Liu and Hsieh combine adversarial training and generative adversarial networks (GANs) to obtain AdvGAN, a model allowing to improve generative performance as well as classification robustness. In particular, as illustrated in Figure 1, they propose a two-step approach. In the first step, an AC-GAN is trained (a GAN, where in addition to real/fake classification, the discriminator also learned to solve a classification problem on the images). However, instead of allowing the discriminator access to real images, adversarial examples of these real images are used. The adversarial examples try to maximize the discriminators loss regarding the classification task. In a second step, the discriminator is fine-tuned with respect to the classification task on both real and fake images.
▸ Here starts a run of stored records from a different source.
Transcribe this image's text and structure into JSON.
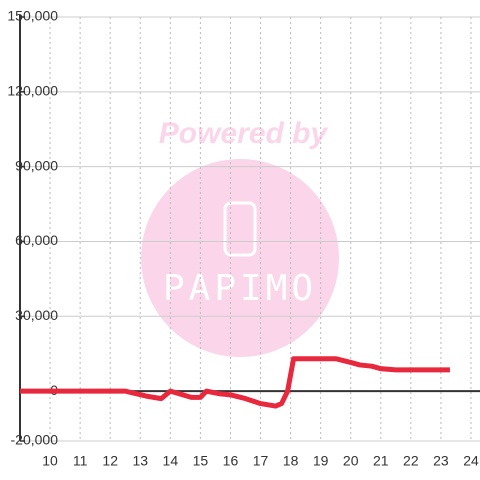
{
  "chart_data": {
    "type": "line",
    "x": [
      9,
      12.5,
      13.2,
      13.7,
      14.0,
      14.7,
      15.0,
      15.2,
      15.6,
      16.0,
      16.5,
      17.0,
      17.5,
      17.7,
      17.9,
      18.1,
      19.5,
      20.0,
      20.3,
      20.7,
      21.0,
      21.5,
      23.3
    ],
    "series": [
      {
        "color": "#e8283c",
        "values": [
          0,
          0,
          -2000,
          -3000,
          0,
          -2500,
          -2500,
          0,
          -1000,
          -1500,
          -3000,
          -5000,
          -6000,
          -5000,
          0,
          13000,
          13000,
          11500,
          10500,
          10000,
          9000,
          8500,
          8500
        ]
      }
    ],
    "xlim": [
      9,
      24.3
    ],
    "xticks": [
      10,
      11,
      12,
      13,
      14,
      15,
      16,
      17,
      18,
      19,
      20,
      21,
      22,
      23,
      24
    ],
    "ylim": [
      -20000,
      150000
    ],
    "yticks": [
      {
        "value": -20000,
        "label": "-20,000"
      },
      0,
      {
        "value": 30000,
        "label": "30,000"
      },
      {
        "value": 60000,
        "label": "60,000"
      },
      {
        "value": 90000,
        "label": "90,000"
      },
      {
        "value": 120000,
        "label": "120,000"
      },
      {
        "value": 150000,
        "label": "150,000"
      }
    ],
    "grid": true,
    "watermark": {
      "line1": "Powered by",
      "line2": "PAPIMO"
    }
  }
}
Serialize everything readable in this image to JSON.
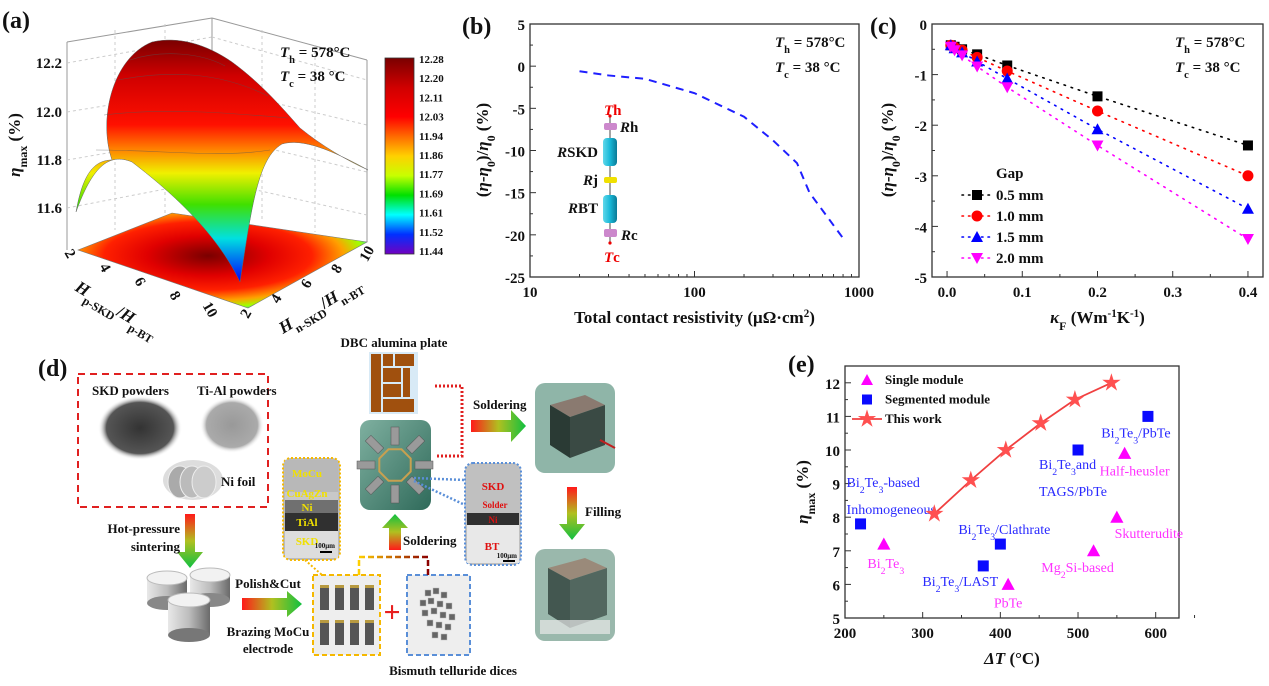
{
  "panels": {
    "a": {
      "label": "(a)",
      "th": [
        [
          "T",
          "i"
        ],
        [
          "h",
          "sub"
        ],
        [
          " = 578°C",
          ""
        ]
      ],
      "tc": [
        [
          "T",
          "i"
        ],
        [
          "c",
          "sub"
        ],
        [
          " = 38 °C",
          ""
        ]
      ],
      "zlabel": [
        [
          "η",
          "i"
        ],
        [
          "max",
          "sub"
        ],
        [
          " (%)",
          ""
        ]
      ],
      "zticks": [
        "12.2",
        "12.0",
        "11.8",
        "11.6"
      ],
      "xlabel": [
        [
          "H",
          "i"
        ],
        [
          "p-SKD",
          "sub"
        ],
        [
          "/",
          ""
        ],
        [
          "H",
          "i"
        ],
        [
          "p-BT",
          "sub"
        ]
      ],
      "ylabel": [
        [
          "H",
          "i"
        ],
        [
          "n-SKD",
          "sub"
        ],
        [
          "/",
          ""
        ],
        [
          "H",
          "i"
        ],
        [
          "n-BT",
          "sub"
        ]
      ],
      "xticks": [
        "2",
        "4",
        "6",
        "8",
        "10"
      ],
      "yticks": [
        "2",
        "4",
        "6",
        "8",
        "10"
      ],
      "colorbar": [
        "12.28",
        "12.20",
        "12.11",
        "12.03",
        "11.94",
        "11.86",
        "11.77",
        "11.69",
        "11.61",
        "11.52",
        "11.44"
      ],
      "colormap": [
        "#7a0000",
        "#c00000",
        "#ff0000",
        "#ff0000",
        "#ff6a00",
        "#ffd000",
        "#d8ff00",
        "#00e000",
        "#00ffff",
        "#0030ff",
        "#7000c0"
      ]
    },
    "b": {
      "label": "(b)",
      "th": [
        [
          "T",
          "i"
        ],
        [
          "h",
          "sub"
        ],
        [
          " = 578°C",
          ""
        ]
      ],
      "tc": [
        [
          "T",
          "i"
        ],
        [
          "c",
          "sub"
        ],
        [
          " = 38 °C",
          ""
        ]
      ],
      "circuit": {
        "th": [
          [
            "T",
            "i"
          ],
          [
            "h",
            ""
          ]
        ],
        "tc": [
          [
            "T",
            "i"
          ],
          [
            "c",
            ""
          ]
        ],
        "rh": [
          [
            "R",
            "i"
          ],
          [
            "h",
            ""
          ]
        ],
        "rskd": [
          [
            "R",
            "i"
          ],
          [
            "SKD",
            ""
          ]
        ],
        "rj": [
          [
            "R",
            "i"
          ],
          [
            "j",
            ""
          ]
        ],
        "rbt": [
          [
            "R",
            "i"
          ],
          [
            "BT",
            ""
          ]
        ],
        "rc": [
          [
            "R",
            "i"
          ],
          [
            "c",
            ""
          ]
        ]
      }
    },
    "c": {
      "label": "(c)",
      "th": [
        [
          "T",
          "i"
        ],
        [
          "h",
          "sub"
        ],
        [
          " = 578°C",
          ""
        ]
      ],
      "tc": [
        [
          "T",
          "i"
        ],
        [
          "c",
          "sub"
        ],
        [
          " = 38 °C",
          ""
        ]
      ],
      "legend_title": "Gap"
    },
    "d": {
      "label": "(d)",
      "skd_powders": "SKD powders",
      "tial_powders": "Ti-Al powders",
      "ni_foil": "Ni foil",
      "hot_pressure": "Hot-pressure",
      "sintering": "sintering",
      "polish_cut": "Polish&Cut",
      "brazing1": "Brazing MoCu",
      "brazing2": "electrode",
      "sem1_layers": [
        "MoCu",
        "CuAgZn",
        "Ni",
        "TiAl",
        "SKD"
      ],
      "sem1_scale": "100μm",
      "plus": "+",
      "dices": "Bismuth telluride dices",
      "soldering_up": "Soldering",
      "dbc": "DBC alumina plate",
      "sem2_layers": [
        "SKD",
        "Solder",
        "Ni",
        "BT"
      ],
      "sem2_scale": "100μm",
      "soldering_right": "Soldering",
      "filling": "Filling"
    },
    "e": {
      "label": "(e)"
    }
  },
  "chart_data": [
    {
      "panel": "b",
      "type": "line",
      "xlabel": [
        [
          "Total contact resistivity (μΩ·cm",
          ""
        ],
        [
          "2",
          "sup"
        ],
        [
          ")",
          ""
        ]
      ],
      "ylabel": [
        [
          "(",
          ""
        ],
        [
          "η",
          "i"
        ],
        [
          "-",
          ""
        ],
        [
          "η",
          "i"
        ],
        [
          "0",
          "sub"
        ],
        [
          ")/",
          ""
        ],
        [
          "η",
          "i"
        ],
        [
          "0",
          "sub"
        ],
        [
          " (%)",
          ""
        ]
      ],
      "xscale": "log",
      "xlim": [
        10,
        1000
      ],
      "ylim": [
        -25,
        5
      ],
      "xticks": [
        10,
        100,
        1000
      ],
      "yticks": [
        5,
        0,
        -5,
        -10,
        -15,
        -20,
        -25
      ],
      "line_style": "dashed",
      "color": "#1f1fff",
      "x": [
        20,
        30,
        50,
        100,
        200,
        300,
        420,
        500,
        800
      ],
      "y": [
        -0.6,
        -1.1,
        -1.5,
        -3.2,
        -6.0,
        -8.8,
        -11.5,
        -15.0,
        -20.4
      ]
    },
    {
      "panel": "c",
      "type": "scatter",
      "xlabel": [
        [
          "κ",
          "i"
        ],
        [
          "F",
          "sub"
        ],
        [
          " (Wm",
          ""
        ],
        [
          "-1",
          "sup"
        ],
        [
          "K",
          ""
        ],
        [
          "-1",
          "sup"
        ],
        [
          ")",
          ""
        ]
      ],
      "ylabel": [
        [
          "(",
          ""
        ],
        [
          "η",
          "i"
        ],
        [
          "-",
          ""
        ],
        [
          "η",
          "i"
        ],
        [
          "0",
          "sub"
        ],
        [
          ")/",
          ""
        ],
        [
          "η",
          "i"
        ],
        [
          "0",
          "sub"
        ],
        [
          " (%)",
          ""
        ]
      ],
      "xlim": [
        -0.02,
        0.42
      ],
      "ylim": [
        -5,
        0
      ],
      "xticks": [
        "0.0",
        "0.1",
        "0.2",
        "0.3",
        "0.4"
      ],
      "yticks": [
        "0",
        "-1",
        "-2",
        "-3",
        "-4",
        "-5"
      ],
      "x": [
        0.005,
        0.01,
        0.02,
        0.04,
        0.08,
        0.2,
        0.4
      ],
      "legend": "center-left",
      "series": [
        {
          "name": "0.5 mm",
          "marker": "square",
          "color": "#000000",
          "values": [
            -0.42,
            -0.45,
            -0.5,
            -0.6,
            -0.82,
            -1.43,
            -2.4
          ]
        },
        {
          "name": "1.0 mm",
          "marker": "circle",
          "color": "#ff0000",
          "values": [
            -0.42,
            -0.46,
            -0.52,
            -0.66,
            -0.93,
            -1.72,
            -3.0
          ]
        },
        {
          "name": "1.5 mm",
          "marker": "triangle-up",
          "color": "#0000ff",
          "values": [
            -0.42,
            -0.48,
            -0.56,
            -0.74,
            -1.08,
            -2.08,
            -3.65
          ]
        },
        {
          "name": "2.0 mm",
          "marker": "triangle-down",
          "color": "#ff00ff",
          "values": [
            -0.45,
            -0.52,
            -0.62,
            -0.84,
            -1.25,
            -2.4,
            -4.25
          ]
        }
      ]
    },
    {
      "panel": "e",
      "type": "scatter",
      "xlabel": [
        [
          "ΔT",
          "i"
        ],
        [
          " (°C)",
          ""
        ]
      ],
      "ylabel": [
        [
          "η",
          "i"
        ],
        [
          "max",
          "sub"
        ],
        [
          " (%)",
          ""
        ]
      ],
      "xlim": [
        200,
        630
      ],
      "ylim": [
        5,
        12.5
      ],
      "xticks": [
        200,
        300,
        400,
        500,
        600
      ],
      "yticks": [
        5,
        6,
        7,
        8,
        9,
        10,
        11,
        12
      ],
      "legend": "top-left",
      "series": [
        {
          "name": "Single module",
          "marker": "triangle-up",
          "color": "#ff00ff",
          "label_color": "#ff33ff",
          "points": [
            {
              "x": 250,
              "y": 7.2,
              "label": [
                [
                  [
                    "Bi",
                    ""
                  ],
                  [
                    "2",
                    "sub"
                  ],
                  [
                    "Te",
                    ""
                  ],
                  [
                    "3",
                    "sub"
                  ]
                ]
              ]
            },
            {
              "x": 410,
              "y": 6.0,
              "label": [
                [
                  [
                    "PbTe",
                    ""
                  ]
                ]
              ]
            },
            {
              "x": 520,
              "y": 7.0,
              "label": [
                [
                  [
                    "Mg",
                    ""
                  ],
                  [
                    "2",
                    "sub"
                  ],
                  [
                    "Si-based",
                    ""
                  ]
                ]
              ]
            },
            {
              "x": 550,
              "y": 8.0,
              "label": [
                [
                  [
                    "Skutterudite",
                    ""
                  ]
                ]
              ]
            },
            {
              "x": 560,
              "y": 9.9,
              "label": [
                [
                  [
                    "Half-heusler",
                    ""
                  ]
                ]
              ]
            }
          ]
        },
        {
          "name": "Segmented module",
          "marker": "square",
          "color": "#0a0aff",
          "label_color": "#2a2aff",
          "points": [
            {
              "x": 220,
              "y": 7.8,
              "label": [
                [
                  [
                    "Bi",
                    ""
                  ],
                  [
                    "2",
                    "sub"
                  ],
                  [
                    "Te",
                    ""
                  ],
                  [
                    "3",
                    "sub"
                  ],
                  [
                    "-based",
                    ""
                  ]
                ],
                [
                  [
                    "Inhomogeneous",
                    ""
                  ]
                ]
              ]
            },
            {
              "x": 378,
              "y": 6.55,
              "label": [
                [
                  [
                    "Bi",
                    ""
                  ],
                  [
                    "2",
                    "sub"
                  ],
                  [
                    "Te",
                    ""
                  ],
                  [
                    "3",
                    "sub"
                  ],
                  [
                    "/LAST",
                    ""
                  ]
                ]
              ]
            },
            {
              "x": 400,
              "y": 7.2,
              "label": [
                [
                  [
                    "Bi",
                    ""
                  ],
                  [
                    "2",
                    "sub"
                  ],
                  [
                    "Te",
                    ""
                  ],
                  [
                    "3",
                    "sub"
                  ],
                  [
                    "/Clathrate",
                    ""
                  ]
                ]
              ]
            },
            {
              "x": 500,
              "y": 10.0,
              "label": [
                [
                  [
                    "Bi",
                    ""
                  ],
                  [
                    "2",
                    "sub"
                  ],
                  [
                    "Te",
                    ""
                  ],
                  [
                    "3",
                    "sub"
                  ],
                  [
                    "and",
                    ""
                  ]
                ],
                [
                  [
                    "TAGS/PbTe",
                    ""
                  ]
                ]
              ]
            },
            {
              "x": 590,
              "y": 11.0,
              "label": [
                [
                  [
                    "Bi",
                    ""
                  ],
                  [
                    "2",
                    "sub"
                  ],
                  [
                    "Te",
                    ""
                  ],
                  [
                    "3",
                    "sub"
                  ],
                  [
                    "/PbTe",
                    ""
                  ]
                ]
              ]
            }
          ]
        },
        {
          "name": "This work",
          "marker": "star",
          "color": "#ff5050",
          "line": true,
          "points": [
            {
              "x": 315,
              "y": 8.1
            },
            {
              "x": 362,
              "y": 9.1
            },
            {
              "x": 407,
              "y": 10.0
            },
            {
              "x": 452,
              "y": 10.8
            },
            {
              "x": 496,
              "y": 11.5
            },
            {
              "x": 543,
              "y": 12.0
            }
          ]
        }
      ]
    }
  ]
}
AdvGAN is motivated through two key observations. First, Liu and Hsieh noticed a generalization gap in adversarial training. In specific, the generalization gap, as illustrated in Figure 2, specifies the gap betwee accuracy on the training set and on the testing set of an adversarially trained model. The main observation is that, considering increasing strength of the attack, the gap between training and testing accuracy changes. However, I want to note, that it doesn’t increase continuously. The second idea is that a robust discriminator might improve generative performance. In particular, they argue that a robust discriminator will lead to more significant updates of the generator (see the paper).
Figure 2: Generalization gap as observed by the authors. The yellow line is the accuracy on the training set; the blue line is the accuracy on the test set. The $x$-axis describes the attack strength (i.e., $\epsilon$ of attack). The generalization gap quickly increases for small $\epsilon$, but also reduces again later.
In experiments, the authors show that the generative performance improves (with regard to the baseline GAN) and the generalization gap decreases.